November 04, 2008

Ask "theSwimMom"

Howdy, I hope that you are all having a fantastic Tuesday.  We here in Utah are watching as winter knocks on the door.  The mountains are currently iced and looking ready for ski season to start.  Makes talking about swimming seem like a chili conversation. 

Today I wanted to take a moment and talk about introducing your little ones to swim lessons.  At the pool I work at our wee one classes are the quickest classes to feel.  Parents are anxious to have their small ones introduced to swimming and hopefully help them overcome some fears.  I wanted to take a moment or two and talk about adjusting your parental expectations. 

Does that sound harsh?  I don't mean to sound harsh but how else do I say, "Back off and let me do my job." That sounds worse, right? Adjust your parental expectations, sounds much kinder.:) So lets talk three year old.

Red Cross swimming lessons do not begin until the age of three.  This is the age that Red Cross has decided your little fish is ready to enter a class. Personally, I couldn't agree more. 

Now your all ready to start your little one down the road of swimming.  So you go to sign up for lessons and find out that the very first level of classes is all full. Now, I know that you are thinking that it doesn't matter, I know that you are thinking my little one likes the water, and I know you think that it will be ok to put your child in the next level up, but don't, STOP. 

To often we have this happen only to end up with a very scared little one.  This is there first time in the water away from you.  This is the first time that a teacher (stranger) is trying to dunk them and letting them go in the water.  The way a teacher teaches the first level and the second level are entirely different.

For example in level one we do not require a child to go all the way under the water by herself. We do not require a child to float by himself and we do not require a child to jump in to the water himself.  Meanwhile, we require all these things out of level two. Even if your child will do this for you they may be less willing to do it with a teacher.

Once you start lessons give the teacher a day or two to establish trust with your child.  Many times I have had parents after the first day tell me that I don't have to hold on to a child.  That they can swim by himself.  The problem is if I don't hold on those first couple of days when I challenge them in days to come they will not trust me to keep him safe.

Here are a few of my biggest no, no's. Number one, do not let your child out of the water if they start crying. We will deal with crying, it is easier to deal with the crying when the child knows you won't let them out of it, the crying almost always stops after the second day of lessons.
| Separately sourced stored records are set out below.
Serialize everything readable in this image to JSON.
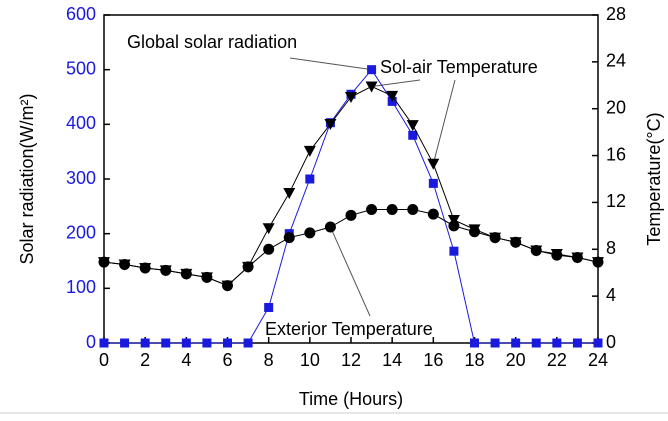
{
  "chart_data": {
    "type": "line",
    "x_label": "Time (Hours)",
    "y_label": "Solar radiation(W/m²)",
    "y2_label": "Temperature(°C)",
    "x": [
      0,
      1,
      2,
      3,
      4,
      5,
      6,
      7,
      8,
      9,
      10,
      11,
      12,
      13,
      14,
      15,
      16,
      17,
      18,
      19,
      20,
      21,
      22,
      23,
      24
    ],
    "xlim": [
      0,
      24
    ],
    "xticks": [
      0,
      2,
      4,
      6,
      8,
      10,
      12,
      14,
      16,
      18,
      20,
      22,
      24
    ],
    "ylim": [
      0,
      600
    ],
    "yticks": [
      0,
      100,
      200,
      300,
      400,
      500,
      600
    ],
    "y2lim": [
      0,
      28
    ],
    "y2ticks": [
      0,
      4,
      8,
      12,
      16,
      20,
      24,
      28
    ],
    "series": [
      {
        "name": "Global solar radiation",
        "color": "#1a1adf",
        "marker": "square",
        "values": [
          0,
          0,
          0,
          0,
          0,
          0,
          0,
          0,
          65,
          200,
          300,
          403,
          455,
          500,
          442,
          380,
          292,
          168,
          0,
          0,
          0,
          0,
          0,
          0,
          0
        ]
      },
      {
        "name": "Sol-air Temperature",
        "color": "#000000",
        "marker": "triangle-down",
        "axis": "y2",
        "values": [
          6.9,
          6.7,
          6.4,
          6.2,
          5.9,
          5.6,
          4.9,
          6.5,
          9.8,
          12.8,
          16.4,
          18.7,
          21.0,
          21.9,
          21.1,
          18.6,
          15.3,
          10.5,
          9.7,
          9.0,
          8.6,
          7.9,
          7.6,
          7.3,
          6.9
        ]
      },
      {
        "name": "Exterior Temperature",
        "color": "#000000",
        "marker": "circle",
        "axis": "y2",
        "values": [
          6.9,
          6.7,
          6.4,
          6.2,
          5.9,
          5.6,
          4.9,
          6.5,
          8.0,
          9.0,
          9.4,
          9.9,
          10.9,
          11.4,
          11.4,
          11.4,
          11.0,
          10.0,
          9.5,
          9.0,
          8.6,
          7.9,
          7.5,
          7.3,
          6.9
        ]
      }
    ]
  }
}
Number two, do not let your child hear you tell the teacher that they can't get their face/ears/or nose wet. I had one little stinker, after hearing his mom tell me he didn't want to get his face wet, remind me over and over again that his mom said he didn't have to go under the water. Unfortunately, he did not progress because your face in the water is a crucial step to learning to swim.  Number three, never let your child see you sweat. I know that there are many parents who don't like swimming but want there child to learn and be safe around water. Try to keep it on the down low that you don't like water.

Here are a few of my do's. Number one, tell the teacher if there is an issue that effects your child's learning abilities.  Such as ADD, autism and other medical problems.  Number two, applaud your child's accomplishments.  Blowing bubbles, floating by himself, jumping into the water.  All of these things are a pretty big deal and your little one wants you to know how big they are. The more you applaud the more likely a teacher is to get them to do more and more. Number three, be conscious of your child's development and physical abilities. There is only so much a teacher can teach a three year old before their body can't do anymore.

Here is my number one hint! Enjoy swimming, what other sport can a three year old and a ninety three year old participate in? It is a sport that can follow you through every stage of life and is a great way to stay active and healthy.  Remember, "Life is better when you swim!"

Next week, answering some very specific SPF questions. Hmm time to put on my scientist cap.  Thanks for the questions Ashleeeee.


Heather Bowles said...

Hey, thanks for the tips, this is one thing I have been thinking about doing lately. That is putting my kids in swimming lessons. I have not even tried sighning them up, I had no idea it is a pain to even get them in. I guess I should get on that.

One more thing just in case you are thinking of having something sugary just think of me licking it all over before eating it and just remember I licked my brother inlaws foot from top to bottom and it had just come out of his hiking boots.

Krissi said...

Well that is definitely a visual that will stop me from eating sugar. GROSS!!